Yesterday was a good day for the climate movement, as over 300,000 people—according to the event’s organizers—descended on Manhattan for the biggest climate change march in history. The record-breaking turnout was a powerful sign that climate change is gaining traction in mainstream consciousness.
But even as the marchers were marching, new science was released that underscores how just how little time the world has left to break its addiction to fossil fuels. Global carbon emissions are the highest they’ve ever been, and are on the rise, according to a new climate study published in Nature Geoscience over the weekend.
The study totaled global carbon emissions from fossil fuel combustion and cement production—which together account for over 90 percent of total emissions—and found that they rose 2.3 percent in 2013 to their highest level ever recorded, approximately 36.1 metric gigatons.
Emissions have been on the rise for decades, setting a new record almost every year. The rate of emissions growth has increased since the 1990s—when it was 1 percent per year—to the last decade, when the average annual growth rate has been around 3 percent. The rate of growth in 2013 was actually slower than in 2012, the study found, reflecting energy efficiency improvements in the US and Europe that have reduced the amount of carbon emitted per unit of GDP. But that obscures increasing rates of growth in emissions from China and India. Globally, greenhouse gas emissions are still on pace to trigger what scientists say could be a catastrophic amount of warming, said Pierre Friedlingstein of the University of Exeter, the study’s lead author.

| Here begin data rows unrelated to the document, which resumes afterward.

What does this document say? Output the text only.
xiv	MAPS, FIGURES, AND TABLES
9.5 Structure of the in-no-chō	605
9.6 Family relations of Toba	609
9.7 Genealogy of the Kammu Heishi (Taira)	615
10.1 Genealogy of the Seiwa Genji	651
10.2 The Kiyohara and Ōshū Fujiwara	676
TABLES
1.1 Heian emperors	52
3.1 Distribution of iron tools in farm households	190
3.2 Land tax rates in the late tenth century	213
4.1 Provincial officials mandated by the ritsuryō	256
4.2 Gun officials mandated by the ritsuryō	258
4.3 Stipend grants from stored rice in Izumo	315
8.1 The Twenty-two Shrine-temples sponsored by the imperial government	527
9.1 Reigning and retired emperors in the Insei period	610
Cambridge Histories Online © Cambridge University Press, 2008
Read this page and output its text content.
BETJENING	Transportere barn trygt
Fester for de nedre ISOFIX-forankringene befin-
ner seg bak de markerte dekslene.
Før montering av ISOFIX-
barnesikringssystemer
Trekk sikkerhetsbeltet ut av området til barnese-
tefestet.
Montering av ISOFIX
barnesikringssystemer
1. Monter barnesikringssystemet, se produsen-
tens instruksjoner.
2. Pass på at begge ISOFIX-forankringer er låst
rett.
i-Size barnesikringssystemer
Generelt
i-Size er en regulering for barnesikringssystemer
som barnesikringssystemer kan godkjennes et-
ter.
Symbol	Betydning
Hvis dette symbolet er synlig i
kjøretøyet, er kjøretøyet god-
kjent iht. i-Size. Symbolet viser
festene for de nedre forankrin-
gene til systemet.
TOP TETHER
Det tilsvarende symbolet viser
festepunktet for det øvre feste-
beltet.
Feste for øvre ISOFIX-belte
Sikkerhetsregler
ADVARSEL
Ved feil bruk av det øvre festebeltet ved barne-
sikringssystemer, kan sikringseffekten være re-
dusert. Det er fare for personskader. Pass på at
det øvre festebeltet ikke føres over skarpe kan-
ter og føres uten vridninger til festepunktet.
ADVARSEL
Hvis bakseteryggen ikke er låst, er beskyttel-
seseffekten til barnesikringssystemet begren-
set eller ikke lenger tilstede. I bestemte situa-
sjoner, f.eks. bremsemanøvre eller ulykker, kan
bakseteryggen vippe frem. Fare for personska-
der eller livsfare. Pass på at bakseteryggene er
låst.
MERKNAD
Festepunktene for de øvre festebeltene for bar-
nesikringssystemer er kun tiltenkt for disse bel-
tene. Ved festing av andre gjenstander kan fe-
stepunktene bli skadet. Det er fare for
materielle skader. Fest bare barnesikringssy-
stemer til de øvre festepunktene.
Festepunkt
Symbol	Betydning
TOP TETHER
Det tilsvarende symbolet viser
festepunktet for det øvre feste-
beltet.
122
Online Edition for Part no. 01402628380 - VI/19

“China will be twice as much in 10 years,” Friedlingstein said. “We need to change the trend. There’s a need to reduce emissions in every country.”
Which brings us to the really unsettling part of this report—its attempt to pin down exactly how long we have to make that happen. Climate scientists often talk about a carbon “budget,” which is the total cumulative emissions that will lead to a specified level of global warming. To have a better-than-even chance to stay within a 3.6 degree Fahrenheit increase over 1990s temperatures, the international standard for a reasonably safe level of warming, our global carbon budget is 3,200 gigatons. Since the Industrial Revolution, we’ve used up about two-thirds of that. On our current path, the study finds, we’ll use up the rest in just the next 30 years.
In other words, if the emissions trend isn’t reversed before 2045, we would have to drop immediately to zero carbon emissions on the first day of 2046. Since an instantaneous gearshift like that is obviously impossible, there’s a need to bring emissions under control in the short term. That way we can stretch the “budget” for many more years and not face a choice between catastrophic climate change or a plunge into the Dark Ages.
We’ll get an updated sense of how serious world leaders are about that goal at tomorrow’s United Nations climate summit, which is meant as a curtain-raiser for major international climate negotiations next year in Paris.